Les Fiches du Cinéma
"L’Abandon", qui retrace les jours ayant conduit à l’assassinat de Samuel Paty, agit comme une œuvre de mémoire immédiate. D’une valeur pédagogique paradoxale, le film témoigne d’une institution fragilisée, incapable de transmettre sereinement le savoir.
Marianne
On ressort de "l’Abandon" avec le sentiment que le film de Vincent Garenq sur les derniers jours de Samuel Paty est l’œuvre pédagogique essentielle qui manquait sur le drame d’octobre 2020.
Nice-Matin
Un film glaçant, avec un Antoine Reinartz incroyablement juste dans le rôle de Samuel Paty, qui met en lumière la façon dont le mensonge, le fanatisme, la rupture de communication et la désinformation peuvent mener à des événements terribles.
Ouest France
On sort tendu, bouleversé de cette démonstration implacable de l’engrenage de la tragédie. Classique dans la forme, « L’Abandon » est par là même très pédagogique.
Paris Match
Un récit minutieux mais sans fioriture aucune, une mise en scène à la sobriété qui n’empêche pas l’intelligence : pour tout cela « L’abandon » est un grand film simple, direct.
Sud Ouest
Vincent Garenq s'empare avec rectitude et sobriété d'une douleur encore à vif pour la société française.
L'Humanité
Le film, implacable et glaçant, laisse néanmoins un sentiment de malaise, laissant craindre des risques de stigmatisation.
Le Monde
Cet accablant décompte se saisit irrésistiblement de la conscience du spectateur à la vision de ce film, lequel s’efforce certes de ne pas juger, mais ne peut tout à fait empêcher que la plupart des personnages soient jugés à l’aune d’un crime dont ils ne souhaitaient évidemment pas qu’il soit commis, et dont ils n’imaginaient pas davantage la perspective.
Télérama
Malgré des maladresses, le réalisateur Vincent Garenq colle aux faits et signe un récit solide sur les derniers jours du professeur.
aVoir-aLire.com
Classique et illustratif, le film n’en demeure pas moins honorable dans son déroulé narratif et évite les pièges inhérents à son sujet.
Abus de Ciné
Le film réussit à atteindre son objectif pédagogique, en soulignant la responsabilité de certains élèves, de certains parents ou professeurs, des réseaux sociaux comme des médias.
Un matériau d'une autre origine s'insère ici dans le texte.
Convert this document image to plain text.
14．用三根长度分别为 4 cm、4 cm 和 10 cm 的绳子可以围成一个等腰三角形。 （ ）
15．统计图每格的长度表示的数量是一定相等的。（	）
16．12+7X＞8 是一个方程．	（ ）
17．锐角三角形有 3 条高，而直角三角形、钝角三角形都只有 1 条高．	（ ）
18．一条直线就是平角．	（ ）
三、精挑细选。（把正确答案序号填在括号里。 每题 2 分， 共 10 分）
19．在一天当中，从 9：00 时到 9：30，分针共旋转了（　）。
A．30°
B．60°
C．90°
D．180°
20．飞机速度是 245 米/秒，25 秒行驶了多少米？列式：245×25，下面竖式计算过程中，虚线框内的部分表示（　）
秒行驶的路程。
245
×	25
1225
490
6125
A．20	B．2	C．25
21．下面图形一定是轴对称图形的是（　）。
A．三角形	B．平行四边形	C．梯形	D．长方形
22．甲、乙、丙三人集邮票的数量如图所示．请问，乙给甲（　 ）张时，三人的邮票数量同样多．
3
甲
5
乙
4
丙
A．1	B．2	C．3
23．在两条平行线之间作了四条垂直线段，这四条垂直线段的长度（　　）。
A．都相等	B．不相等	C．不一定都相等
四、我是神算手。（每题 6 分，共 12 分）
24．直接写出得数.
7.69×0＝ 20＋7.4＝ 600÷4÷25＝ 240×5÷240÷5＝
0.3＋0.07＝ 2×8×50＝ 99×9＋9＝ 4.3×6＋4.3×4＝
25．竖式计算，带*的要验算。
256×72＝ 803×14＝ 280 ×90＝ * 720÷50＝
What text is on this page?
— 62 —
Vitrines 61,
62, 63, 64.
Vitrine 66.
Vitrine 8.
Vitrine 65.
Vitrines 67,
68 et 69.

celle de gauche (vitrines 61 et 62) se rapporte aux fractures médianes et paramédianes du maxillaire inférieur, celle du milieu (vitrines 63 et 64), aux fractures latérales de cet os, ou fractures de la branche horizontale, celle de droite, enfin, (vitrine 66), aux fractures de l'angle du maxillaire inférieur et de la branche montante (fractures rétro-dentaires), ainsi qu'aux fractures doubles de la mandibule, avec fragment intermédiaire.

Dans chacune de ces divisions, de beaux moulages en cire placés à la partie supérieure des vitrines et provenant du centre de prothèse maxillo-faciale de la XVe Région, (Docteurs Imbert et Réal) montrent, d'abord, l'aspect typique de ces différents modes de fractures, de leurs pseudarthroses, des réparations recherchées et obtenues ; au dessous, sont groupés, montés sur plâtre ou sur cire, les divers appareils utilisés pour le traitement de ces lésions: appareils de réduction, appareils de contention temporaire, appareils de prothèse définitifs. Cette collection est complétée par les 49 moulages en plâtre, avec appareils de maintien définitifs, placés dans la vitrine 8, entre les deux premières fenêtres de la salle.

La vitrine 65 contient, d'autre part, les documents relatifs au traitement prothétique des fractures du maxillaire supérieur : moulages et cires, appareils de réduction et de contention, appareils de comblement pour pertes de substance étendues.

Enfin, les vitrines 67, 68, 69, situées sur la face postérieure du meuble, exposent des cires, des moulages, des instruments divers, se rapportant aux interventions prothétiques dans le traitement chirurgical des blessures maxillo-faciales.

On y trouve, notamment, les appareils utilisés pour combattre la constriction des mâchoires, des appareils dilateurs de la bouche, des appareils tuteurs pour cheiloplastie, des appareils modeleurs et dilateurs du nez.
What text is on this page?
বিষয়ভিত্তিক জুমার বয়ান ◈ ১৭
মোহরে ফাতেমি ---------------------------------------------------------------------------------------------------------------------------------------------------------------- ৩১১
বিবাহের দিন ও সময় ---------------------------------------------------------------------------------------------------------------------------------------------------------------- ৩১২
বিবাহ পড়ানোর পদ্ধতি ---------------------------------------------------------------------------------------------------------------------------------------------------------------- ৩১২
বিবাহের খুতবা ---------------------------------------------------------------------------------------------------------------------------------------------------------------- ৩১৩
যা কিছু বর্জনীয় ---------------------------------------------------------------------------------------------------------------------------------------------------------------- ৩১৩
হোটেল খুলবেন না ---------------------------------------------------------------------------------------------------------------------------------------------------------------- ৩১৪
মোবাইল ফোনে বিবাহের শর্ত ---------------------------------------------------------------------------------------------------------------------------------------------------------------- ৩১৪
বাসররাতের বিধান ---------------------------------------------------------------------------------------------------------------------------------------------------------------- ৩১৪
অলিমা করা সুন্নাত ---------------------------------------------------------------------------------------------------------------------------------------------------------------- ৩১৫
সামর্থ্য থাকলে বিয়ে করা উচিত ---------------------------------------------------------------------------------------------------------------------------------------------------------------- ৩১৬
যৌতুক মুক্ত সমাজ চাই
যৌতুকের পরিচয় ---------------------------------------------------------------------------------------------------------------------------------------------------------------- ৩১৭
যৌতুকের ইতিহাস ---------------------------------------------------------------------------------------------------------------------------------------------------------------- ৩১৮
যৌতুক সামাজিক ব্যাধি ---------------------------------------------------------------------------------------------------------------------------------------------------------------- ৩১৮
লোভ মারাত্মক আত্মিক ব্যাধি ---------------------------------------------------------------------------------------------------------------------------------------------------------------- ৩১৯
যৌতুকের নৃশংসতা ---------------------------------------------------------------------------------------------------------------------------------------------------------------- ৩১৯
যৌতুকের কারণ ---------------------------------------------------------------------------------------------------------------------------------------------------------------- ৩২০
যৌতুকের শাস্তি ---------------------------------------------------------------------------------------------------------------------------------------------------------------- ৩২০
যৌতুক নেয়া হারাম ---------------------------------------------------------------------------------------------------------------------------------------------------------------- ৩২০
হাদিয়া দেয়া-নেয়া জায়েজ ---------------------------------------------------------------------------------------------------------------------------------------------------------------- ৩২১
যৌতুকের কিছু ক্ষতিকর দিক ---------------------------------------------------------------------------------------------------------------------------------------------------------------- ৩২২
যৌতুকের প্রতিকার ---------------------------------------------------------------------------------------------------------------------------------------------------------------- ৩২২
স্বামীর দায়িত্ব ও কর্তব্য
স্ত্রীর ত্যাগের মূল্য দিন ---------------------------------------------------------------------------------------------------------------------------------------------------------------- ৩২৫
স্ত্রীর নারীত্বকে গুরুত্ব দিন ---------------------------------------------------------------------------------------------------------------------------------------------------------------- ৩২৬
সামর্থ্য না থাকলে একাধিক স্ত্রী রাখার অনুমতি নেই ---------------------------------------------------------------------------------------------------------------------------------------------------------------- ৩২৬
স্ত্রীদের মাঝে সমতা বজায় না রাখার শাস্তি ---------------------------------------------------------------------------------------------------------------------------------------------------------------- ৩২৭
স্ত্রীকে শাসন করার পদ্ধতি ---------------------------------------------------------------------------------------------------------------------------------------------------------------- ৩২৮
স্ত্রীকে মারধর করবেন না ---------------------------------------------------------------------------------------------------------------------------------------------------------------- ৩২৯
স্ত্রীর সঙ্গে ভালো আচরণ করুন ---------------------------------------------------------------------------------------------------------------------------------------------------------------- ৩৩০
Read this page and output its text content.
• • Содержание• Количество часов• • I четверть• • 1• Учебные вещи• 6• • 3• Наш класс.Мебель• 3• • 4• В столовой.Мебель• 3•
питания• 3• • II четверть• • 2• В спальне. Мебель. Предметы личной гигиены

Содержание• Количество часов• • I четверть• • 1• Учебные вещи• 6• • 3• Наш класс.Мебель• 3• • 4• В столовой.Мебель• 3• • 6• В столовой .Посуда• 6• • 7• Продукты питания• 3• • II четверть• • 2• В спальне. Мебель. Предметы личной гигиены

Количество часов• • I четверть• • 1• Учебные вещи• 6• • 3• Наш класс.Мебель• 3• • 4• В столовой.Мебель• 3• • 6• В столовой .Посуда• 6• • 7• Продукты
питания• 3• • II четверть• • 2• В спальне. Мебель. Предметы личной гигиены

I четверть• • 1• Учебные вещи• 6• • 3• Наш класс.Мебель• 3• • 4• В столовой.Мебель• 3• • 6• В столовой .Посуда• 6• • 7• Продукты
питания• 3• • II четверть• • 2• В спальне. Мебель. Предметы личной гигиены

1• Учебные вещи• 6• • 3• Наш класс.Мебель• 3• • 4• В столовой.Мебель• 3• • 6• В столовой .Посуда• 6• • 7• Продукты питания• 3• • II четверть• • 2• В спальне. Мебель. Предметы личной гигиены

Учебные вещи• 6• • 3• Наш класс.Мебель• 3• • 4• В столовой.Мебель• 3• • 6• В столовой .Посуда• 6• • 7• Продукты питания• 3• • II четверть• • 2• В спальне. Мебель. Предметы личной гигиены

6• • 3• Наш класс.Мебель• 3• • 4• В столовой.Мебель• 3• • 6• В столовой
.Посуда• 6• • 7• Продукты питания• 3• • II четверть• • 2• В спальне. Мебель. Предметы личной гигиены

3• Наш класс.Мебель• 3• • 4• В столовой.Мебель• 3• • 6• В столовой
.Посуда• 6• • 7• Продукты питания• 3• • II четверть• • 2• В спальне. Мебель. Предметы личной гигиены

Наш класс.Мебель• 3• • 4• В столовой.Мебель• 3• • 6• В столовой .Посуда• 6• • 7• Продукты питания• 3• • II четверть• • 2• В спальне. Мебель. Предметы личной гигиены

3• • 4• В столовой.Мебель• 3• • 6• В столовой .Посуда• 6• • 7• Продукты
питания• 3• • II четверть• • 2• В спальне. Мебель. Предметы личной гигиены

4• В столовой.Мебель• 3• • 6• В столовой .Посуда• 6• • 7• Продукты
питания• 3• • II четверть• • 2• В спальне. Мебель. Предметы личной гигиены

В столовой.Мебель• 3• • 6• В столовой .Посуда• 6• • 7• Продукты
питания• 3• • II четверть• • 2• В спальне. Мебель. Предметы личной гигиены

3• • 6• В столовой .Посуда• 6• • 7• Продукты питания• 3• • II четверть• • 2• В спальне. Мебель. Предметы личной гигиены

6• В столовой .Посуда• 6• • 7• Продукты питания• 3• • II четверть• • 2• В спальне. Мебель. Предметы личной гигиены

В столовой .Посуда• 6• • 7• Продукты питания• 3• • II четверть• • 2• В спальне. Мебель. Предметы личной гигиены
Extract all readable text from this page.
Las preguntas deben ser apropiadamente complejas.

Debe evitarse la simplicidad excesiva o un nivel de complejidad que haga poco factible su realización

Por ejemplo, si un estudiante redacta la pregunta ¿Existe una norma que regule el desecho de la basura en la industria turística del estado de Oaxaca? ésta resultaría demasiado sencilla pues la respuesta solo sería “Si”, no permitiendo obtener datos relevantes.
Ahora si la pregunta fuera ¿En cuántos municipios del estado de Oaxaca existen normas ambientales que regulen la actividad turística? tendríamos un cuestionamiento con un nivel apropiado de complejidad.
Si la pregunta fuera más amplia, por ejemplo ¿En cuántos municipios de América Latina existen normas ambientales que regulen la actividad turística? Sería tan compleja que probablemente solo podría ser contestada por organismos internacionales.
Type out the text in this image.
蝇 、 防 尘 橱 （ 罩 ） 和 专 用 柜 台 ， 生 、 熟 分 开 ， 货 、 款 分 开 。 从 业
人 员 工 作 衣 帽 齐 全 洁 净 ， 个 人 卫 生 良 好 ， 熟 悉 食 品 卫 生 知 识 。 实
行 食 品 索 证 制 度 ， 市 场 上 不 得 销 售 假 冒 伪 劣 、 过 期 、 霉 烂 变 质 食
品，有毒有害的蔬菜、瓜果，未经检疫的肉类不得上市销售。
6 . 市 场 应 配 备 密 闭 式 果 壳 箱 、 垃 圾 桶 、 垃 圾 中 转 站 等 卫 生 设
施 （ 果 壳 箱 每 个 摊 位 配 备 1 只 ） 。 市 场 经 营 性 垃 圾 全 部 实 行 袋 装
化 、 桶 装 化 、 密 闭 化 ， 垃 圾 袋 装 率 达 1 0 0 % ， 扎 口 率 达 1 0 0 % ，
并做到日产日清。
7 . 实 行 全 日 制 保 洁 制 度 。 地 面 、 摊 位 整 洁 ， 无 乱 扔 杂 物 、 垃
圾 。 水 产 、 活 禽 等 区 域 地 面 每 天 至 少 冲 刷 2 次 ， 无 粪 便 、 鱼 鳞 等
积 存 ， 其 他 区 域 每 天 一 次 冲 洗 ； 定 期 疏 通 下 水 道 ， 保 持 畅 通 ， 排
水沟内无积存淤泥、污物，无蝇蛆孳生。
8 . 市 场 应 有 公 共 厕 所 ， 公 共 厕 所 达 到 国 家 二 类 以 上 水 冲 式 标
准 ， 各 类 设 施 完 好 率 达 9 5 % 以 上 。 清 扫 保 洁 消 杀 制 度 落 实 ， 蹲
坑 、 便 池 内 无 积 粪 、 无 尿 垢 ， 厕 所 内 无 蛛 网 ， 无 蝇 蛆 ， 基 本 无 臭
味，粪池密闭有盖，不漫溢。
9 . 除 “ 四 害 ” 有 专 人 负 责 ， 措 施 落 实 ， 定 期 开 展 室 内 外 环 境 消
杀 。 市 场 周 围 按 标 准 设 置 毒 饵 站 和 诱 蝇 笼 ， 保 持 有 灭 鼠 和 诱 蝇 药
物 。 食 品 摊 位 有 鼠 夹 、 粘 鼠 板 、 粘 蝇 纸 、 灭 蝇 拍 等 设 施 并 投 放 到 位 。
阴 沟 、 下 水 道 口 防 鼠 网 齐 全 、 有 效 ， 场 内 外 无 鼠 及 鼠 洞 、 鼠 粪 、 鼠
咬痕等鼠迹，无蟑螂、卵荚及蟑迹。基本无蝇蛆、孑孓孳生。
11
Malheureusement d’un point de vue cinématographique, il y a beaucoup à redire, le récit manquant cruellement d’émotion, à force de se limiter à une mécanique d'enchaînement des faits.
Critikat.com
En dépit de ses précautions, "L’Abandon" finit par renouer avec un "cathéchisme laïc" qui s'oppose à la martyrologie de l’islamisme terroriste. L’émotion collective devient un moyen de resserrer les rangs, au risque de mettre les problèmes les plus abrasifs sous le tapis.
Ecran Large
Une reconstitution trop sage et didactique aux airs de true crime puant, qui manque d’un véritable point de vue de cinéma sur ce meurtre qui a bouleversé la France.
Libération
De par sa facture illustrative synthétisant dix jours de tensions et d’inconséquences en une fiction de deux heures, on ne peut rien tirer d’autre qu’une sorte d’accablement, même si à chaque scène, on se pose la question de ce qu’il aurait fallu faire à la place pour dénouer la tragédie en cours.
Cahiers du Cinéma
La construction d’un tel mémorial n’induit pas une forme dépouillée mais, au contraire, une saturation d’effets : contre-plongées menaçantes, jeux de lumière hérités du film de genre, scansions sonores appuyées. La «fidélité» aux faits que proclame le carton liminaire n’est pas tant celle du cinéaste naturaliste que du président de cour d’assises qui rassemble les pièces du dossier pour désigner les bourreaux, directs ou indirects, et établir son verdict.